The water is then stored in the frog’s abdominal sac and lymph nodes. With its water reserves, the desert frog can remain dormant in a cocoon or burrow during drought conditions for extreme lengths of time.
Surinam Toad
The Surinam toad holds the distinction of having one of the most unique and fascinating amphibian reproductive methods in the world. According to Smithsonian’s National Zoo & Conservation Biology Institute, the female Surinam toad carries her eggs embedded in the skin of her back.
The eggs then develop into tadpoles while still beneath the skin before emerging as fully developed toadlets.
Once the female releases a hormone that signals the eggs to hatch, the tadpoles will break out from the egg sacs and burst through the skin on the female’s back. The mother then finds a pool of water for the toadlets to swim into upon hatching.

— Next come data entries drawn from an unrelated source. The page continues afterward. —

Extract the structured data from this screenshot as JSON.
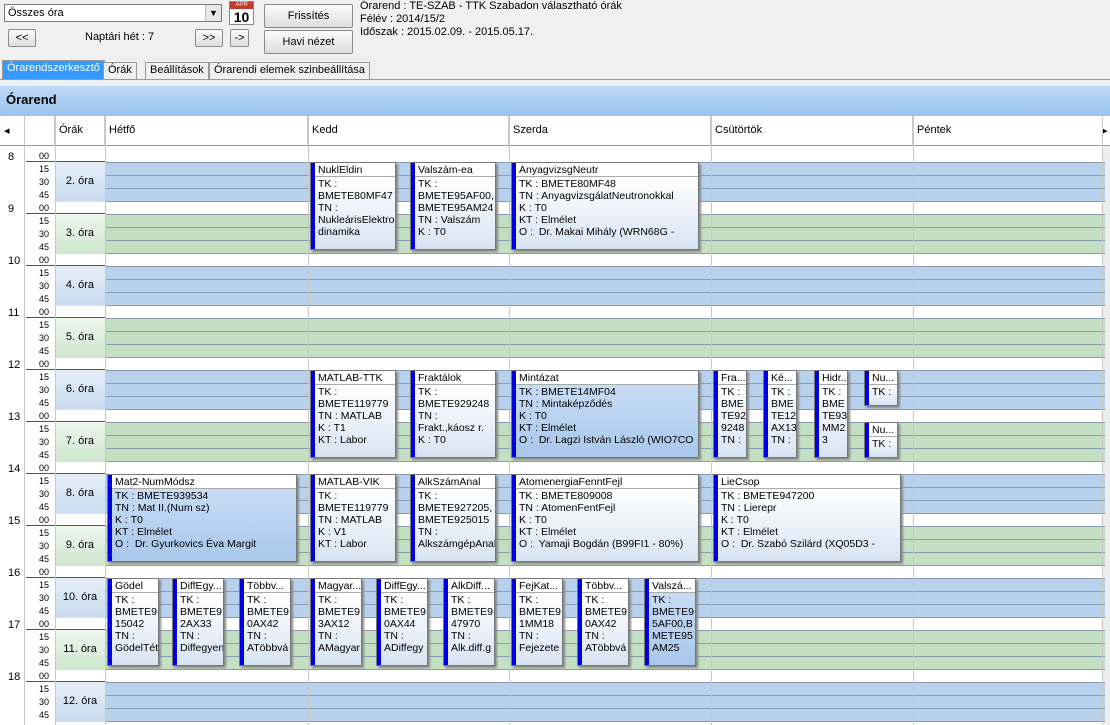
{
  "toolbar": {
    "combo_value": "Összes óra",
    "week_label": "Naptári hét : 7",
    "prev_label": "<<",
    "next_label": ">>",
    "goto_label": "->",
    "refresh_label": "Frissítés",
    "monthly_label": "Havi nézet",
    "calendar_month": "APR",
    "calendar_day": "10"
  },
  "info": {
    "line1": "Órarend : TE-SZAB - TTK Szabadon választható órák",
    "line2": "Félév : 2014/15/2",
    "line3": "Időszak : 2015.02.09. - 2015.05.17."
  },
  "tabs": [
    "Órarendszerkesztő",
    "Órák",
    "Beállítások",
    "Órarendi elemek szinbeállítása"
  ],
  "title": "Órarend",
  "columns": [
    "Órák",
    "Hétfő",
    "Kedd",
    "Szerda",
    "Csütörtök",
    "Péntek"
  ],
  "nav_left": "◂",
  "nav_right": "▸",
  "hours": [
    "8",
    "9",
    "10",
    "11",
    "12",
    "13",
    "14",
    "15",
    "16",
    "17",
    "18"
  ],
  "mins": [
    "00",
    "15",
    "30",
    "45"
  ],
  "orak": [
    "2. óra",
    "3. óra",
    "4. óra",
    "5. óra",
    "6. óra",
    "7. óra",
    "8. óra",
    "9. óra",
    "10. óra",
    "11. óra",
    "12. óra"
  ],
  "events": [
    {
      "title": "NuklEldin",
      "body": "TK :\nBMETE80MF47\nTN :\nNukleárisElektro\ndinamika"
    },
    {
      "title": "Valszám-ea",
      "body": "TK :\nBMETE95AF00,\nBMETE95AM24\nTN : Valszám\nK : T0"
    },
    {
      "title": "AnyagvizsgNeutr",
      "body": "TK : BMETE80MF48\nTN : AnyagvizsgálatNeutronokkal\nK : T0\nKT : Elmélet\nO :  Dr. Makai Mihály (WRN68G -"
    },
    {
      "title": "MATLAB-TTK",
      "body": "TK :\nBMETE119779\nTN : MATLAB\nK : T1\nKT : Labor"
    },
    {
      "title": "Fraktálok",
      "body": "TK :\nBMETE929248\nTN :\nFrakt.,káosz r.\nK : T0"
    },
    {
      "title": "Mintázat",
      "body": "TK : BMETE14MF04\nTN : Mintaképződés\nK : T0\nKT : Elmélet\nO :  Dr. Lagzi István László (WIO7CO"
    },
    {
      "title": "Fra...",
      "body": "TK :\nBME\nTE92\n9248\nTN :"
    },
    {
      "title": "Ké...",
      "body": "TK :\nBME\nTE12\nAX13\nTN :"
    },
    {
      "title": "Hidr...",
      "body": "TK :\nBME\nTE93\nMM2\n3"
    },
    {
      "title": "Nu...",
      "body": "TK :"
    },
    {
      "title": "Nu...",
      "body": "TK :"
    },
    {
      "title": "Mat2-NumMódsz",
      "body": "TK : BMETE939534\nTN : Mat II.(Num sz)\nK : T0\nKT : Elmélet\nO :  Dr. Gyurkovics Éva Margit"
    },
    {
      "title": "MATLAB-VIK",
      "body": "TK :\nBMETE119779\nTN : MATLAB\nK : V1\nKT : Labor"
    },
    {
      "title": "AlkSzámAnal",
      "body": "TK :\nBMETE927205,\nBMETE925015\nTN :\nAlkszámgépAnal"
    },
    {
      "title": "AtomenergiaFenntFejl",
      "body": "TK : BMETE809008\nTN : AtomenFentFejl\nK : T0\nKT : Elmélet\nO :  Yamaji Bogdán (B99FI1 - 80%)"
    },
    {
      "title": "LieCsop",
      "body": "TK : BMETE947200\nTN : Lierepr\nK : T0\nKT : Elmélet\nO :  Dr. Szabó Szilárd (XQ05D3 -"
    },
    {
      "title": "Gödel",
      "body": "TK :\nBMETE9\n15042\nTN :\nGödelTét"
    },
    {
      "title": "DiffEgy...",
      "body": "TK :\nBMETE9\n2AX33\nTN :\nDiffegyen"
    },
    {
      "title": "Többv...",
      "body": "TK :\nBMETE9\n0AX42\nTN :\nATöbbvá"
    },
    {
      "title": "Magyar...",
      "body": "TK :\nBMETE9\n3AX12\nTN :\nAMagyar"
    },
    {
      "title": "DiffEgy...",
      "body": "TK :\nBMETE9\n0AX44\nTN :\nADiffegy"
    },
    {
      "title": "AlkDiff...",
      "body": "TK :\nBMETE9\n47970\nTN :\nAlk.diff.g"
    },
    {
      "title": "FejKat...",
      "body": "TK :\nBMETE9\n1MM18\nTN :\nFejezete"
    },
    {
      "title": "Többv...",
      "body": "TK :\nBMETE9\n0AX42\nTN :\nATöbbvá"
    },
    {
      "title": "Valszá...",
      "body": "TK :\nBMETE9\n5AF00,B\nMETE95\nAM25"
    }
  ]
}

This incredible and gruesome reproductive process is entirely unique to the Surinam toad and allows it to successfully breed even in arid environments without standing water for tadpoles to develop in.
Conclusion
In summary, frogs have remarkable adaptations that allow them to remain underwater for hours or even days at a time without surfacing for air. Their unique breathing methods, like cutaneous gas exchange and buccal pumping, give them flexibility in low-oxygen environments.
While breath-holding ability varies by species and environmental conditions, some frogs can hold their breath for upward of a full day. Understanding the limits of amphibian respiration sheds light on how these semi-aquatic creatures successfully straddle land and water habitats.